Modeling Higher-Order Interactions in Sparse and Heavy-Tailed Neural Population Activity

Abstract

Neurons process sensory stimuli efficiently, showing sparse yet highly variable ensemble spiking activity involving structured higher-order interactions. Notably, while neural populations are mostly silent, they occasionally exhibit highly synchronous activity, resulting in sparse and heavy-tailed spike-count distributions. However, its mechanistic origin - specifically, what types of nonlinear properties in individual neurons induce such population-level patterns - remains unclear. In this study, we derive sufficient conditions under which the joint activity of homogeneous binary neurons generates sparse and widespread population firing rate distributions in infinitely large networks. We then propose a subclass of exponential family distributions that satisfy this condition. This class incorporates structured higher-order interactions with alternating signs and shrinking magnitudes, along with a base-measure function that offsets distributional concentration, giving rise to parameter-dependent sparsity and heavy-tailed population firing rate distributions.
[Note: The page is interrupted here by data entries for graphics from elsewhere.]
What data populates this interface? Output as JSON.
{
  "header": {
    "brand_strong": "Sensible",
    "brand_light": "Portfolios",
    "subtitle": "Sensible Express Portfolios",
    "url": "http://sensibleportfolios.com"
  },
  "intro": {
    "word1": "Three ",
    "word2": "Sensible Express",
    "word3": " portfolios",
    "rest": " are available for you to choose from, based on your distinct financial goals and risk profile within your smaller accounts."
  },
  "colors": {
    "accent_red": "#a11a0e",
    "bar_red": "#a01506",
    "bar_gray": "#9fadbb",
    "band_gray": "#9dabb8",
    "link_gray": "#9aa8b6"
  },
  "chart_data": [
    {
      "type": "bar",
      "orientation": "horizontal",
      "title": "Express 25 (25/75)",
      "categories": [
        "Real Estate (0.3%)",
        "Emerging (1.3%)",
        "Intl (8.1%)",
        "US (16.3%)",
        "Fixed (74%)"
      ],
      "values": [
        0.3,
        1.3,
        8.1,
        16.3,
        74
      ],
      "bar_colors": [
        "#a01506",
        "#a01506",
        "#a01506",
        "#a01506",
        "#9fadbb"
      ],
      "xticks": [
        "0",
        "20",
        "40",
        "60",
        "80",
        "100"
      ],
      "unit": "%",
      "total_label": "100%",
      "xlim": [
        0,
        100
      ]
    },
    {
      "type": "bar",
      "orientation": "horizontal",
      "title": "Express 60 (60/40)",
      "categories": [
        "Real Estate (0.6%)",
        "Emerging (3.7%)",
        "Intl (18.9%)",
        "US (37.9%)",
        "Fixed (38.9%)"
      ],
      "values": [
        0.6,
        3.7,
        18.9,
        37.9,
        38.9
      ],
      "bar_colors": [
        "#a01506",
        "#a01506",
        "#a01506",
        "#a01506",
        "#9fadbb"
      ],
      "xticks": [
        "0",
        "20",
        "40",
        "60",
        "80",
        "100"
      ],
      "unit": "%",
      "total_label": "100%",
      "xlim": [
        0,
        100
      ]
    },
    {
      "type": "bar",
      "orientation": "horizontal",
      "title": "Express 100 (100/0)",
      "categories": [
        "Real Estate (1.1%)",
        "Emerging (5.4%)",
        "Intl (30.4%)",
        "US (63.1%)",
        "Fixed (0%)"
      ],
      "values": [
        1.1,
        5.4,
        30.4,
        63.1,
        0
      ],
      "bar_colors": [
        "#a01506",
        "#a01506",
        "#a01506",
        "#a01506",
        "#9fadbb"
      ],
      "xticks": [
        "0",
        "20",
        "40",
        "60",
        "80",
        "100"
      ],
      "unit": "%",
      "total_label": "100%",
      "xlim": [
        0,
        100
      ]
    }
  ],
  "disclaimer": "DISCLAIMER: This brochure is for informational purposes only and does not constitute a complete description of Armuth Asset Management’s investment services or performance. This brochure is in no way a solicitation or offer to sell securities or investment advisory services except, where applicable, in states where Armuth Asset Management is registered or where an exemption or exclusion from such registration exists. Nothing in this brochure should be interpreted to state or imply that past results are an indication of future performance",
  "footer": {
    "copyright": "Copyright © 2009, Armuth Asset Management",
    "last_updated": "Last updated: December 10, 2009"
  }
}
Analysis of recurrent neural networks that recapitulate these distributions reveals that individual neurons possess threshold-like nonlinearity followed by supralinear activation that jointly facilitates sparse and synchronous population activity. These nonlinear features resemble those in modern Hopfield networks, suggesting a connection between widespread population activity and the network's memory capacity. The theory establishes sparse and heavy-tailed distributions for binary patterns, forming a foundation for developing energy-efficient spike-based learning machines.